(no subject)
Feb. 18th, 2003 05:01 pmI'm fairly speechless. This is a fantastic essay on the terrible effect schools have. It pretty much perfectly describes my childhood and the pointlessness of the unhappiness I suffered through.
It's long, but well worth reading.
It's long, but well worth reading.
no subject
Date: 2003-02-18 09:27 am (UTC)There were a few separate points it touched on that I found myself agreeing with
- not having to know your subject, only your teacher, to pass
- not hanging out with an unpopular guy (I did that, even though I liked him)

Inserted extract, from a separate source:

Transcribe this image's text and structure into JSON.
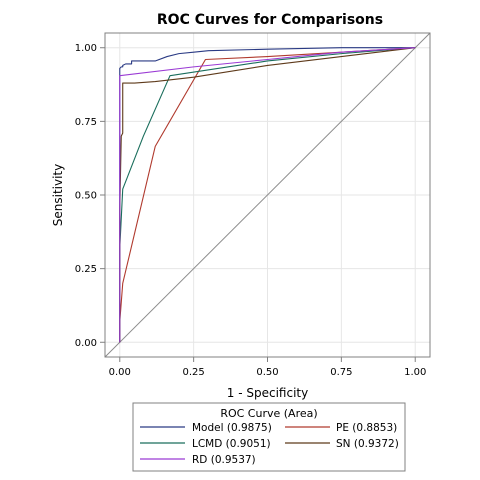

- not knowing whether you hate something because of what it is or because of school
*l* But as I've said before, I took the easy way out.
no subject
Date: 2003-02-18 01:15 pm (UTC)1) IME, improved school funding is the best way to improve actual education, but does nothing to decrease intolerance of nerds. I went to an excellent and well-funded school in an incredibly wealthy suburb and I learned as much in my last 2 years of high school as I did in my first year of (an excellent) college. However, nerds were still bullied in my schools. Junior high was hellish and while physical abuse largely ended in high school life did not particularly improve.

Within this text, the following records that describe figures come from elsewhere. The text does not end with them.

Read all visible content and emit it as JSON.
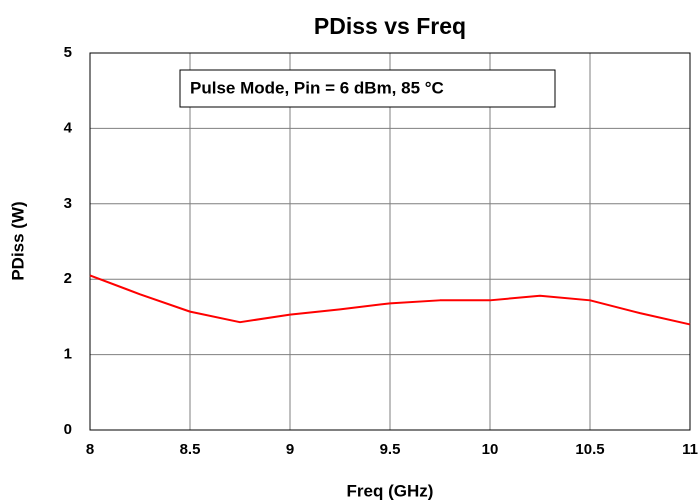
{
  "chart_data": {
    "type": "line",
    "title": "PDiss vs Freq",
    "xlabel": "Freq (GHz)",
    "ylabel": "PDiss (W)",
    "annotation": "Pulse Mode, Pin = 6 dBm, 85 °C",
    "x": [
      8,
      8.25,
      8.5,
      8.75,
      9,
      9.25,
      9.5,
      9.75,
      10,
      10.25,
      10.5,
      10.75,
      11
    ],
    "series": [
      {
        "name": "PDiss",
        "color": "#ff0000",
        "values": [
          2.05,
          1.8,
          1.57,
          1.43,
          1.53,
          1.6,
          1.68,
          1.72,
          1.72,
          1.78,
          1.72,
          1.55,
          1.4
        ]
      }
    ],
    "xlim": [
      8,
      11
    ],
    "xticks": [
      8,
      8.5,
      9,
      9.5,
      10,
      10.5,
      11
    ],
    "ylim": [
      0,
      5
    ],
    "yticks": [
      0,
      1,
      2,
      3,
      4,
      5
    ],
    "grid": true
  }
}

2) I see one (rather selfish) use for the current system. Before I explain, I will admit that I'm a serious elitist and realize this fact. IME, with very few exceptions the only people I've met who are worth knowing were bullied nerds in junior high and high school. In addition to the fact that such people are unusually intelligent and I have no interest in knowing anyone who isn't, experiencing this sort of bullying tends to make people at least mild non-conformists for life. People who don't experience this sort of pressure (even if they are quite intelligent) continu to play conformity and popularity games later in life. As the author mentions, the intensity of such status games significantly decreases after high school, in large part because there is both more do do and more social room to do it in. However, the teenage years seem to be where many people learn to be social beings and I far prefer the sort of socialization that is produced in bullied nerds.
no subject
Date: 2003-02-18 05:42 pm (UTC)College was a weird experience for me. I went from being a nerd to being very outgoing, my entire social life doing a 180 in six months. I had never quite figured it out - I assumed I'd just gone to a school of idiots. I'd made it through to get to the Promised Land, college, and enjoyed the hell out of it when I got there.

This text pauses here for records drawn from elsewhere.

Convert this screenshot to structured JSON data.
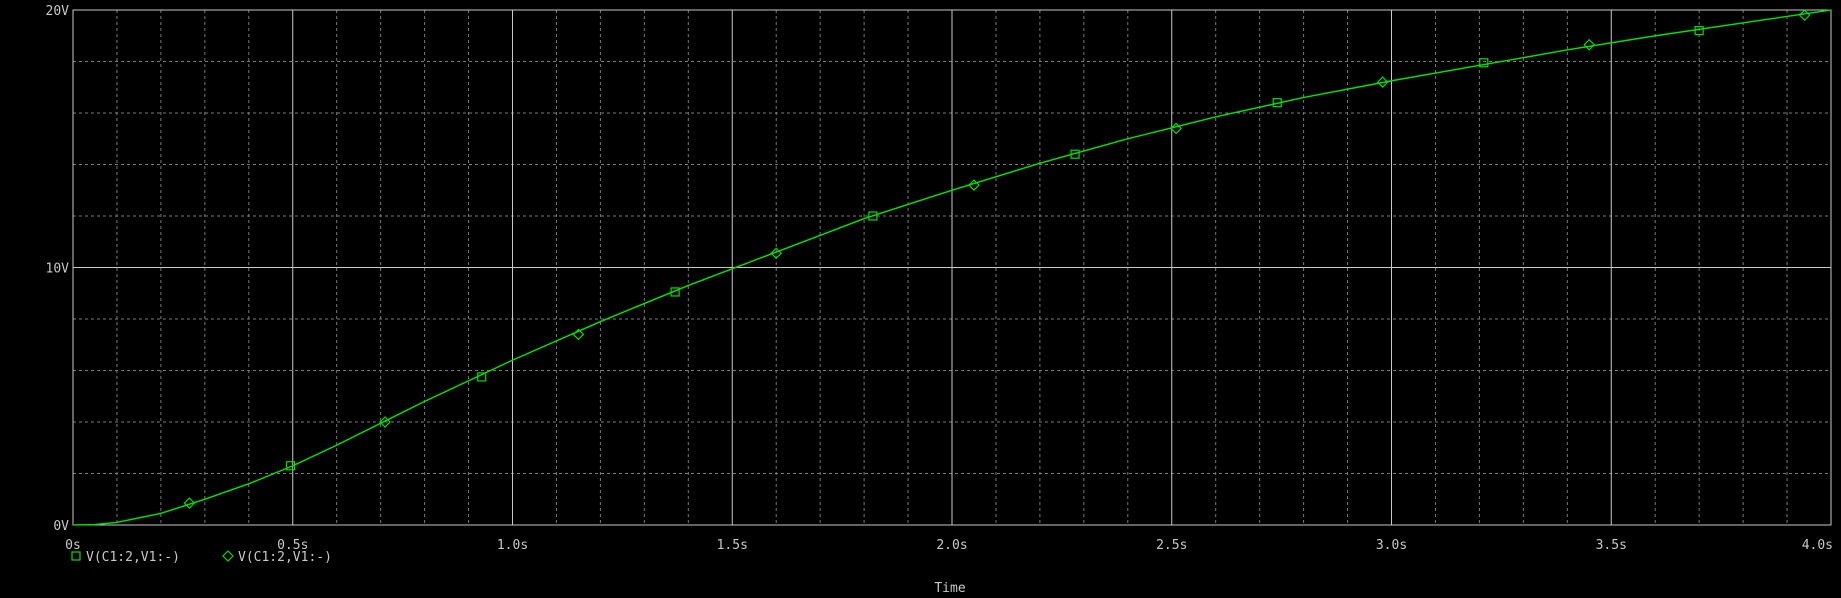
{
  "chart_data": {
    "type": "line",
    "title": "",
    "xlabel": "Time",
    "ylabel": "",
    "xlim": [
      0,
      4.0
    ],
    "ylim": [
      0,
      20
    ],
    "grid": true,
    "x_tick_values": [
      0,
      0.5,
      1.0,
      1.5,
      2.0,
      2.5,
      3.0,
      3.5,
      4.0
    ],
    "x_tick_labels": [
      "0s",
      "0.5s",
      "1.0s",
      "1.5s",
      "2.0s",
      "2.5s",
      "3.0s",
      "3.5s",
      "4.0s"
    ],
    "y_tick_values": [
      0,
      10,
      20
    ],
    "y_tick_labels": [
      "0V",
      "10V",
      "20V"
    ],
    "legend_position": "bottom-left",
    "series": [
      {
        "name": "V(C1:2,V1:-)",
        "marker": "square",
        "color": "#00e000",
        "x": [
          0,
          0.05,
          0.1,
          0.2,
          0.3,
          0.4,
          0.5,
          0.6,
          0.7,
          0.8,
          0.9,
          1.0,
          1.2,
          1.4,
          1.6,
          1.8,
          2.0,
          2.2,
          2.4,
          2.6,
          2.8,
          3.0,
          3.2,
          3.4,
          3.6,
          3.8,
          4.0
        ],
        "y": [
          0,
          0.02,
          0.1,
          0.45,
          1.0,
          1.6,
          2.3,
          3.1,
          3.95,
          4.8,
          5.6,
          6.4,
          7.9,
          9.3,
          10.6,
          11.9,
          13.0,
          14.05,
          15.0,
          15.85,
          16.6,
          17.25,
          17.85,
          18.45,
          19.0,
          19.5,
          20.0
        ],
        "marker_x": [
          0.495,
          0.93,
          1.37,
          1.82,
          2.28,
          2.74,
          3.21,
          3.7
        ],
        "marker_y": [
          2.3,
          5.75,
          9.05,
          12.0,
          14.4,
          16.4,
          17.95,
          19.2
        ]
      },
      {
        "name": "V(C1:2,V1:-)",
        "marker": "diamond",
        "color": "#00e000",
        "x": [
          0,
          0.05,
          0.1,
          0.2,
          0.3,
          0.4,
          0.5,
          0.6,
          0.7,
          0.8,
          0.9,
          1.0,
          1.2,
          1.4,
          1.6,
          1.8,
          2.0,
          2.2,
          2.4,
          2.6,
          2.8,
          3.0,
          3.2,
          3.4,
          3.6,
          3.8,
          4.0
        ],
        "y": [
          0,
          0.02,
          0.1,
          0.45,
          1.0,
          1.6,
          2.3,
          3.1,
          3.95,
          4.8,
          5.6,
          6.4,
          7.9,
          9.3,
          10.6,
          11.9,
          13.0,
          14.05,
          15.0,
          15.85,
          16.6,
          17.25,
          17.85,
          18.45,
          19.0,
          19.5,
          20.0
        ],
        "marker_x": [
          0.265,
          0.71,
          1.15,
          1.6,
          2.05,
          2.51,
          2.98,
          3.45,
          3.94
        ],
        "marker_y": [
          0.85,
          4.0,
          7.4,
          10.55,
          13.2,
          15.4,
          17.2,
          18.65,
          19.8
        ]
      }
    ]
  },
  "colors": {
    "background": "#000000",
    "grid_major": "#c8c8c8",
    "grid_minor": "#7a7a7a",
    "axis_text": "#c8c8c8",
    "trace": "#00e000"
  }
}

This puts High School, which was basically something I just "had to get through," in a lot of context.
no subject
Date: 2003-02-19 04:28 am (UTC)I would add:
The reason 'nerds' don't work out the rules and play them is at least partly becuse the masses then change the rules, or deny that those are the rules (even when it's blindingly obvious). This happened to me. It's not something you are 'supposed' to analyse intellectually - somehow it's obvious when you have (how? don't ask me, I'm nerd through and through).
I already worked most of what's in the article out at the time. After abortive attempts to enlighten both kids and adults (ouch!) I just settled into waiting for Uni/real life which I reasoned would be better (also I would be away from my family, out of their control and fending for myself, which was a big issue at the time with me).
I did learn useful stuff in school and few of our teachers seemed to be just 'going through the motions' and we were a shit school.